Israel bombs Gaza 'underground' tunnel complex with fears of new escalation

Israel bombs Gaza 'underground' tunnel complex with fears of new escalation
Israeli forces used new technology to target alleged Hamas-run underground tunnels in Gaza in retaliation to an IED explosion on the border on Saturday
3 min read
18 March, 2018
Locals examine the damage from Israeli air raids in Gaza City [Getty]

Israel's military carried out an air raids overnight against an underground Hamas facility in the Gaza Strip, destroying a separate tunnel under construction that could be used for attacks, it said on Sunday.

The raids were carried out in response to an improvised explosive device (IED) detonated near Gaza's northern border with Israel, the latest in a series of such incidents targeting Israeli border forces guarding the besieged enclave.

No casualties were reported in either operation.

Palestinian factions on Sunday warned against an escalation of Israeli aggression in Gaza, fearing that recent tensions may provoke another full-blown episode of the conflict, Arab 48 reported.

Hamas spokesman Fawzi Barhoum told reporters on Sunday that Israeli escalation will "achieve nothing" apart from providing an incentive to the Palestinian people to "challenge and confront" the occupation.

He added that Israel must end the crippling siege of Gaza.

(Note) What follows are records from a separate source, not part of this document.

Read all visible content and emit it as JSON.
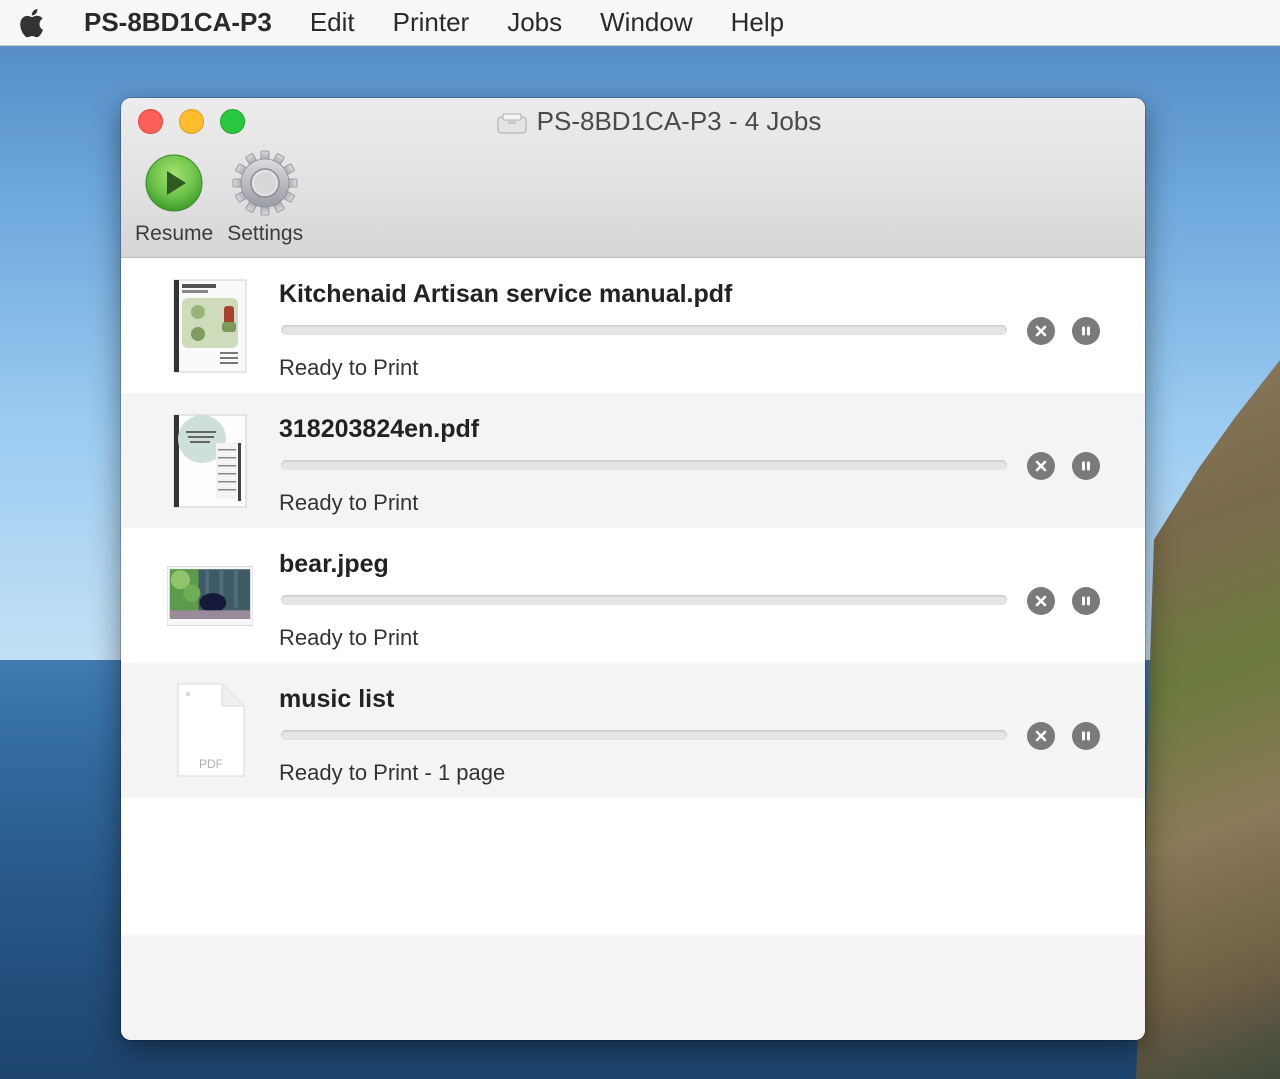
{
  "menubar": {
    "apple_icon": "apple-logo-icon",
    "app_name": "PS-8BD1CA-P3",
    "items": [
      "Edit",
      "Printer",
      "Jobs",
      "Window",
      "Help"
    ]
  },
  "window": {
    "title": "PS-8BD1CA-P3 - 4 Jobs",
    "title_icon": "printer-icon",
    "toolbar": {
      "resume_label": "Resume",
      "settings_label": "Settings"
    }
  },
  "jobs": [
    {
      "name": "Kitchenaid Artisan service manual.pdf",
      "status": "Ready to Print",
      "progress": 0,
      "thumbnail": "manual-document-thumbnail"
    },
    {
      "name": "318203824en.pdf",
      "status": "Ready to Print",
      "progress": 0,
      "thumbnail": "manual-document-thumbnail"
    },
    {
      "name": "bear.jpeg",
      "status": "Ready to Print",
      "progress": 0,
      "thumbnail": "bear-photo-thumbnail"
    },
    {
      "name": "music list",
      "status": "Ready to Print - 1 page",
      "progress": 0,
      "thumbnail": "pdf-file-icon",
      "thumbnail_label": "PDF"
    }
  ],
  "colors": {
    "close": "#fc5f57",
    "minimize": "#fdbc2e",
    "maximize": "#29c840",
    "resume_green": "#6cc24a",
    "job_button": "#7a7a7a"
  }
}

Israel's military said the operation to destroy the tunnel involved new technology it has been working on to detect them.

"Our policy is to act resolutely against any attempt to harm us and systematically eliminate the terror tunnel infrastructure, and we will continue doing so," Israeli Prime Minister Binyamin Netanyahu said in a statement.

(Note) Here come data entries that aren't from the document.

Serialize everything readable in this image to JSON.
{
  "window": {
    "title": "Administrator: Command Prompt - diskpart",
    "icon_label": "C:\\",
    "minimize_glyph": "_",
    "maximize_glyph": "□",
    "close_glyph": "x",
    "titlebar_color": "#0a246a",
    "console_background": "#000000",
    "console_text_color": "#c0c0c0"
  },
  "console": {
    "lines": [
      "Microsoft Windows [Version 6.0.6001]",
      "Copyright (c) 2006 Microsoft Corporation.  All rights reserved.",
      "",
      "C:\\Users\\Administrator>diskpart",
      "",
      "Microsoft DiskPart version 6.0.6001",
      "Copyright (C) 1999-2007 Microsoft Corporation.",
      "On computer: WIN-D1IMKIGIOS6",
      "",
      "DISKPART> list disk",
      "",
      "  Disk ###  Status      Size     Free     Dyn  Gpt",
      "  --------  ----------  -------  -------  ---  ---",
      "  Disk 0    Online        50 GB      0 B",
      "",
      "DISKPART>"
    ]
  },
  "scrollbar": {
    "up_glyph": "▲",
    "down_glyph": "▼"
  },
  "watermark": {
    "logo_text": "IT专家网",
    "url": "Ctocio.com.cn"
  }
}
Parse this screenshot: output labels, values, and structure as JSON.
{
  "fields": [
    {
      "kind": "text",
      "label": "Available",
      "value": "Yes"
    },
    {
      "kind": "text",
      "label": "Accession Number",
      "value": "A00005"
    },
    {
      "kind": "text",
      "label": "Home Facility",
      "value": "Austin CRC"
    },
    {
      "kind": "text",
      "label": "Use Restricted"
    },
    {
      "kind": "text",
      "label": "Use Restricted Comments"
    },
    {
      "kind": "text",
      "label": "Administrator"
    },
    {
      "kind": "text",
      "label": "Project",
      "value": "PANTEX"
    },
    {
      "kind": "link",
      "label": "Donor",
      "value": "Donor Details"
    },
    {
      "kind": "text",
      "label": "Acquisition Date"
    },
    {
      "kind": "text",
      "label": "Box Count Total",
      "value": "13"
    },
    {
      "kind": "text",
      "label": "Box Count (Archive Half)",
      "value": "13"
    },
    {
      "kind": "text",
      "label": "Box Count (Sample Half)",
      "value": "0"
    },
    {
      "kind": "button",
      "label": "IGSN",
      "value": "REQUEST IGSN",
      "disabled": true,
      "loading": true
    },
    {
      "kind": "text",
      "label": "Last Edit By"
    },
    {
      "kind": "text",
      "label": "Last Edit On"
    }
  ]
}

A new tunnel under construction by Hamas, the Islamist movement that runs the impoverished Gaza Strip, was being dug to link up with an older one in the south of the Palestinian enclave, according to military spokesman Jonathan Conricus.

The new tunnel had not reached Israeli territory and was within several hundred metres of the border fence, near the Kerem Shalom goods crossing and in the area of the city of Rafah in the Gaza Strip, he said.

The older tunnel did "partially" reach into Israeli territory, but it had been discovered in 2014 and cut off. According to Conricus, the recent Hamas work was an attempt to link up with the part of the older tunnel that "they thought could still be usable."

Israel had been monitoring the work before the operation, said Conricus.

An unspecified material was injected to thwart the work and explosives were not used, he said, declining to elaborate further. 

Israeli soldiers carried out the operation from the Israeli side of the border fence, he said.

Conricus also did not describe in more detail what he said was an underground facility struck in the air raid in the central Gaza Strip.

"It was a subterranean complex, a military complex," he said.

Gaza resident Amal Malaka spoke of her fear as the strike was occurring.

"We heard the sound of shelling, the whole of the house shaking and the windows too," she told AFP.

"My children were afraid and the girls fell down from the bed."

Late Saturday, an explosive device went off in the northern Gaza Strip near Israel's border fence, the army said in an earlier statement, with no casualties reported.

Israel had already retaliated once in the immediate aftermath of the explosion, with tanks destroying a Hamas observation post.

According to Palestinian sources, tank fire injured one person.

Two explosive devices were detonated Thursday along the border, which had already provoked Israeli attacks on Hamas positions.

On 17 February, four Israeli soldiers were wounded by an improvised explosive device on the border, sparking intense military retaliation.

No group has claimed responsibility for the blasts, but Israel has held Hamas responsible as the de facto power in the Palestinian enclave.

Israel and Palestinian militants in Gaza have fought three wars since 2014. The strip has been under an Israeli blockade for around a decade.